The scenes were highly dramatic and the story was closer to tragedy than comedy, but that suits the style of the music. There was some levity, but I always feel refreshed watching a show that is not trying to be funny. And the end of the main character going back to the abusive relationship she ran away from rather than stay with the kindly man who gave her freedom was fitting the genre and, unfortunately, life.
Of the late night show, I saw Ohana performing Sidekicks. Ohana seems to be a sort of improv band camp and the cast or this show were a collection of improvisers from various currently European countries. Their format, Sidekicks, follows two minor characters whilst around them or behind the scenes a bigger story is played out which the just bumble through. It’s very much based on the play Rosencrantz and Guildenstern Are Dead, which follows two minor characters whilst the story of Hamlet goes on around them in the background. The 2 central characters are a basically a comedy double-act comprised of two dumbards who talk about comedic inconsequentials whilst they almost get involved with (but never quite do) the action.

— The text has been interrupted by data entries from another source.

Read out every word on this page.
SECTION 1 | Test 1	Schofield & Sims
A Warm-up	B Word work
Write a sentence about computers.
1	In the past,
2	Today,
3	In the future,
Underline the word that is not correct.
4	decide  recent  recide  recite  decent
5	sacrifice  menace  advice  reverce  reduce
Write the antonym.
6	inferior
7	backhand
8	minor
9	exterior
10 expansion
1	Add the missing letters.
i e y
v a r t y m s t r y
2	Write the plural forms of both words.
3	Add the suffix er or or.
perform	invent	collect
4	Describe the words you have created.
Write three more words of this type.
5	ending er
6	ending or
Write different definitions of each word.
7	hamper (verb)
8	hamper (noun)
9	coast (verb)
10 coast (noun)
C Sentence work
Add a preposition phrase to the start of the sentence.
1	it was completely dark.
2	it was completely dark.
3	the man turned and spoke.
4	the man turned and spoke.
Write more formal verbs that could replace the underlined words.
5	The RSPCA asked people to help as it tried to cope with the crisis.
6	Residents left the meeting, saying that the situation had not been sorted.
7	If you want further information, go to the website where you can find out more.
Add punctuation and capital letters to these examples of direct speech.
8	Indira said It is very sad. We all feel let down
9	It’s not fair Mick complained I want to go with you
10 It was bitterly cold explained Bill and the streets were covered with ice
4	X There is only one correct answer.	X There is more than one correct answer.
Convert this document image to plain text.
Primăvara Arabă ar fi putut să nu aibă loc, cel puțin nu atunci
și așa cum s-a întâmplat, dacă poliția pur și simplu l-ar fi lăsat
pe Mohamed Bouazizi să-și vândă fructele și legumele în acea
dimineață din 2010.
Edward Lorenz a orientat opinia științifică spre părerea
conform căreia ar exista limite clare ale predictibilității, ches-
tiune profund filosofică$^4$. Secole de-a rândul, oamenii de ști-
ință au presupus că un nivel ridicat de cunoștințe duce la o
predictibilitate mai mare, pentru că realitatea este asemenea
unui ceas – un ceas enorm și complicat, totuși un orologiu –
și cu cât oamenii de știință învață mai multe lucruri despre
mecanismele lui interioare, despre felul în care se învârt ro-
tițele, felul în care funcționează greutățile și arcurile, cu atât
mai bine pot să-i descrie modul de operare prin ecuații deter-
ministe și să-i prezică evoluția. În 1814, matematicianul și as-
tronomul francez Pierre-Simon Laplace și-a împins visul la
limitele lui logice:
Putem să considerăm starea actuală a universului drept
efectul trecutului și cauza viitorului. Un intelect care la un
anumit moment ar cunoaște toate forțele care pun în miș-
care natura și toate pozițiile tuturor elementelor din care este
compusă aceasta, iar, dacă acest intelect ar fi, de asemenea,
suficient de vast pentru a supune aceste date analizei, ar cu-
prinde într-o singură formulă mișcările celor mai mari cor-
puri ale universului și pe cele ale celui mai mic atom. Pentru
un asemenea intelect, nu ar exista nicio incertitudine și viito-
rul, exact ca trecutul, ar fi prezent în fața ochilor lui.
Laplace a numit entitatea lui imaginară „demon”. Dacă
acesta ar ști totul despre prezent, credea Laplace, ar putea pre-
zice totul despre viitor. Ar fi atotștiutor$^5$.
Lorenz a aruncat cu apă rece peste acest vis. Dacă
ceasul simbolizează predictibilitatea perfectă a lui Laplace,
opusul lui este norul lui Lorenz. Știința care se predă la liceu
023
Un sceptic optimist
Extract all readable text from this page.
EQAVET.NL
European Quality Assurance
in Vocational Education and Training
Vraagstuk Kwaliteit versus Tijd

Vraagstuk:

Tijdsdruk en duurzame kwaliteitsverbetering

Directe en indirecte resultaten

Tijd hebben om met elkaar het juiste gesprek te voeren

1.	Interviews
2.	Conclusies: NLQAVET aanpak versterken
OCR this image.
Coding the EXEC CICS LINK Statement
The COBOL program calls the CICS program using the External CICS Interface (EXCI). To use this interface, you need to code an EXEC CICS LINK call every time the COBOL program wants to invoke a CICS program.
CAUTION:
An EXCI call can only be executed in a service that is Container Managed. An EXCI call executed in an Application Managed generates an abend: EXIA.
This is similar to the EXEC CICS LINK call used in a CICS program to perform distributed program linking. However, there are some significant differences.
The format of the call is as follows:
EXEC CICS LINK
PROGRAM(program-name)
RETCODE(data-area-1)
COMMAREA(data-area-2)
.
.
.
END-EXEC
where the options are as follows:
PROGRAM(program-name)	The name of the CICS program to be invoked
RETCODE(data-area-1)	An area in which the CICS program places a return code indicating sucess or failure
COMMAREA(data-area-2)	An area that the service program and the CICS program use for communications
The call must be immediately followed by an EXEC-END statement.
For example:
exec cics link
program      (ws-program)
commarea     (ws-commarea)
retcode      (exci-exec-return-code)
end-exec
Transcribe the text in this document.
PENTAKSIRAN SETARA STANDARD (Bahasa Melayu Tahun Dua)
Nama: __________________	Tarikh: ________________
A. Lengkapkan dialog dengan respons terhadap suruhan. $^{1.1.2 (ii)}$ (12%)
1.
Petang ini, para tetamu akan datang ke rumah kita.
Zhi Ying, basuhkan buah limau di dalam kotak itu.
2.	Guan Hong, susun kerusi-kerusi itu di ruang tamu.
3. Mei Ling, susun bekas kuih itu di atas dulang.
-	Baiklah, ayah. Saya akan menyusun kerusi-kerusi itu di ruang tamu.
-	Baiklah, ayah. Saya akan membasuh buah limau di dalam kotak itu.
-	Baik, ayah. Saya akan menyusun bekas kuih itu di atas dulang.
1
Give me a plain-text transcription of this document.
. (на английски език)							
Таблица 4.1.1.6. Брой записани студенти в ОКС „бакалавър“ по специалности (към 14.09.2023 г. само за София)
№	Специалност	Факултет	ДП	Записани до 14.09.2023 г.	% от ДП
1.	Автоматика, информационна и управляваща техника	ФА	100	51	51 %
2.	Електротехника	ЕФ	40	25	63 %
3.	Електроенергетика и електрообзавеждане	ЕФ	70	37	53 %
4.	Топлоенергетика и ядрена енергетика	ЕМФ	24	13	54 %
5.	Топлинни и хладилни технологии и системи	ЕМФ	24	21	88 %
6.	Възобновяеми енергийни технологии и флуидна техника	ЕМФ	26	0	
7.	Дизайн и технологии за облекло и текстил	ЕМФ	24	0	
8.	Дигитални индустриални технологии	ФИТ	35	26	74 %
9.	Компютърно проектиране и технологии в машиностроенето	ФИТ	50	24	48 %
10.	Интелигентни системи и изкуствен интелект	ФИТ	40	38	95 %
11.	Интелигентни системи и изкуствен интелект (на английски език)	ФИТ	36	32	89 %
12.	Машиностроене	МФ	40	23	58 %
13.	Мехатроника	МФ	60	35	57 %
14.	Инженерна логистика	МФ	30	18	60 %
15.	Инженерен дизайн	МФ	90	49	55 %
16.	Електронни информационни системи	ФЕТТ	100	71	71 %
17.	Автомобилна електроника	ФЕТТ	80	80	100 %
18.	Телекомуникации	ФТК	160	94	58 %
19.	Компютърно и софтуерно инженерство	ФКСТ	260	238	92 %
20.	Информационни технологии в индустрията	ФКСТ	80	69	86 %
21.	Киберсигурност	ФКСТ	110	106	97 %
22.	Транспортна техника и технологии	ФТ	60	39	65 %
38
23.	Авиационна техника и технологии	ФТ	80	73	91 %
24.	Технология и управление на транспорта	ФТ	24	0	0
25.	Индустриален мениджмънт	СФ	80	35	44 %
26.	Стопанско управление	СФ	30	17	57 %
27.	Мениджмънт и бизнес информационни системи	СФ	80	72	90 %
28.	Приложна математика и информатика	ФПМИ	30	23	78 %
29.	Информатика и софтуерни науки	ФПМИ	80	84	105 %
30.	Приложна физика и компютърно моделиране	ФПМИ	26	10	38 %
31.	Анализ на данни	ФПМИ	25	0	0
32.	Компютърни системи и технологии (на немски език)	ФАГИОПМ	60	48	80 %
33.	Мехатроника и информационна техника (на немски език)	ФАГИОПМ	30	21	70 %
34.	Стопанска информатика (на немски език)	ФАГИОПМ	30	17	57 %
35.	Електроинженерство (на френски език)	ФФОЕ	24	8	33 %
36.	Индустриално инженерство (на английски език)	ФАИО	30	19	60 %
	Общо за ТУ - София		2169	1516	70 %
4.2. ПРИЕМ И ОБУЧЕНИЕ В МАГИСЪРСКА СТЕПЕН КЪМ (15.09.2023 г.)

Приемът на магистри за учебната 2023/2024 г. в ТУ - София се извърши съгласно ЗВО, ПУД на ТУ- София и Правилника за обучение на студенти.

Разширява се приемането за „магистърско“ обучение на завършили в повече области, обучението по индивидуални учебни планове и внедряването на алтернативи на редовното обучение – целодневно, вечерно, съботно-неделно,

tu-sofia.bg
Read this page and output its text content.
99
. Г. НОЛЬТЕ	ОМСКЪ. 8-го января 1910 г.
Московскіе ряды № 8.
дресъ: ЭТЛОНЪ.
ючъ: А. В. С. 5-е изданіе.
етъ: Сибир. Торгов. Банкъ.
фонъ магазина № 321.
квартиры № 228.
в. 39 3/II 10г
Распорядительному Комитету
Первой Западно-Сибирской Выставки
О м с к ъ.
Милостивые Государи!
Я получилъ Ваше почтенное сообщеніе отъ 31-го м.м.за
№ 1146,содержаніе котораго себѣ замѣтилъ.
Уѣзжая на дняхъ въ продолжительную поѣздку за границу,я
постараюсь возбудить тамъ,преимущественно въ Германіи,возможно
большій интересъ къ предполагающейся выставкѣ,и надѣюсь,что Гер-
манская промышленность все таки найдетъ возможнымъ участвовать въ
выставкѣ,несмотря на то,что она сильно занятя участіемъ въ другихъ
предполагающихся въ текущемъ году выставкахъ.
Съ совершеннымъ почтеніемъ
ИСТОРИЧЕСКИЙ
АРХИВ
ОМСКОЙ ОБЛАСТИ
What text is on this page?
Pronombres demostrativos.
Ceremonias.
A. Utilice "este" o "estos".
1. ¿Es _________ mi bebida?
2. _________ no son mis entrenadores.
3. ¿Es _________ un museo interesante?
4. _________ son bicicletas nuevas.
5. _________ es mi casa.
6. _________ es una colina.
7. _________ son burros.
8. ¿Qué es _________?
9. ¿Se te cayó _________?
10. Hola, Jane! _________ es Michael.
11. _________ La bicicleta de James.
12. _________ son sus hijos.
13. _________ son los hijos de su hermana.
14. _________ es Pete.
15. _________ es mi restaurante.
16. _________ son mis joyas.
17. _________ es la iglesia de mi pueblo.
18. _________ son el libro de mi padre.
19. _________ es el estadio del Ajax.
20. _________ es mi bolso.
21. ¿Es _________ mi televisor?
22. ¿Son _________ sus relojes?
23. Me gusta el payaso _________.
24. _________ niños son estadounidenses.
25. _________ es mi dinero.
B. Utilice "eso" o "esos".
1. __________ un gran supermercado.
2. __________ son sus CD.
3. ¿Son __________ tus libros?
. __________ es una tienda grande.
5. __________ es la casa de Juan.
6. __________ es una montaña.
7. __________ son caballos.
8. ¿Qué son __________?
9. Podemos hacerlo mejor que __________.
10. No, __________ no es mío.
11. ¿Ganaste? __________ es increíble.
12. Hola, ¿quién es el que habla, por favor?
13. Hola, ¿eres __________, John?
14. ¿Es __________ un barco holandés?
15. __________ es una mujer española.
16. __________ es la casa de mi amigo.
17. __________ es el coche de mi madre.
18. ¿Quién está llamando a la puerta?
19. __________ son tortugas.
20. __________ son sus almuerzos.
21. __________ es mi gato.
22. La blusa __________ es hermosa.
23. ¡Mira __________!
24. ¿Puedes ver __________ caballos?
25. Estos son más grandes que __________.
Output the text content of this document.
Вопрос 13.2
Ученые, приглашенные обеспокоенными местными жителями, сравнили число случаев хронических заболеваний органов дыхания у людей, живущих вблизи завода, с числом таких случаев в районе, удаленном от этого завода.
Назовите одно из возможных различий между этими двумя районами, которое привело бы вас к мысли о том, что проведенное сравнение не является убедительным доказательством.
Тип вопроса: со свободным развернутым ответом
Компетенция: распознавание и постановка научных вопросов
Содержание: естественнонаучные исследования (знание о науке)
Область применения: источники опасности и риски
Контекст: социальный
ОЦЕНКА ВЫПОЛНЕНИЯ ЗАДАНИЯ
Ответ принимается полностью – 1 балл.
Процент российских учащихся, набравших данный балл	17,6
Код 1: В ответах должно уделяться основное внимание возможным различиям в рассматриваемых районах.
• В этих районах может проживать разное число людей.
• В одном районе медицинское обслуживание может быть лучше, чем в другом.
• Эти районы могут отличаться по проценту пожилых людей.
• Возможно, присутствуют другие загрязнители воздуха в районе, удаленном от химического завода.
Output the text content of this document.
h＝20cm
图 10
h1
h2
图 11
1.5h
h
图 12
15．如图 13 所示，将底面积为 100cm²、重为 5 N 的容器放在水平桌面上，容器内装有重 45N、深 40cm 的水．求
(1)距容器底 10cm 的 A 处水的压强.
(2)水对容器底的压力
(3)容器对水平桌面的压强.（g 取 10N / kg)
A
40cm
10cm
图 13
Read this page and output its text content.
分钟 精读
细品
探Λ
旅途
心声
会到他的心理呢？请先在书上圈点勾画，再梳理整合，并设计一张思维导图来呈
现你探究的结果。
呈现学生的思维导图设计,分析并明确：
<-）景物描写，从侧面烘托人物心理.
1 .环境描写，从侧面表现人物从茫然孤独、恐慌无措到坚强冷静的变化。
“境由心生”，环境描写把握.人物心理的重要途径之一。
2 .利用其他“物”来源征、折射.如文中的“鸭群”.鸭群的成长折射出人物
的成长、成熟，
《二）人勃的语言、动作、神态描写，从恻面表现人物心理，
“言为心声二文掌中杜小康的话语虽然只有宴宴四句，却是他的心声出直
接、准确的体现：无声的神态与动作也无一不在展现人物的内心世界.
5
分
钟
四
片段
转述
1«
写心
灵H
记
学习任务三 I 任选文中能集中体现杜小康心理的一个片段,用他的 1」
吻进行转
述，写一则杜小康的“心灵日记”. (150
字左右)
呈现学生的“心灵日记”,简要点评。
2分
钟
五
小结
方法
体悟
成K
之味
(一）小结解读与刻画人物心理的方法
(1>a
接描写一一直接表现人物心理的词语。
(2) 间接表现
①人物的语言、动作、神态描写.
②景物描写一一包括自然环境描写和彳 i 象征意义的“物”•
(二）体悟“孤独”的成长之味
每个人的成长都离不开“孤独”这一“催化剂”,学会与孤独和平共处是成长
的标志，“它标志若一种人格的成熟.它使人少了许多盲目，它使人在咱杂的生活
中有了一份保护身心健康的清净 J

It’s an ambitious plan. The show was a lot of fun and they achieved what they set out to in a broad sense. There were some funny moments and the central duo had some nice games. This is a group that has un together but does not perform a lot together. I love the concept, I do feel it would have been much stronger if the backdrop had not been comic but epic or tragic. But instead it was very often played for laughs which took away from the power of the comedy of the central duo.
I’m looking forward to more high-concept format applications next year. Personally I want to see a show based on the movie Momento that plays scenes in reverse order.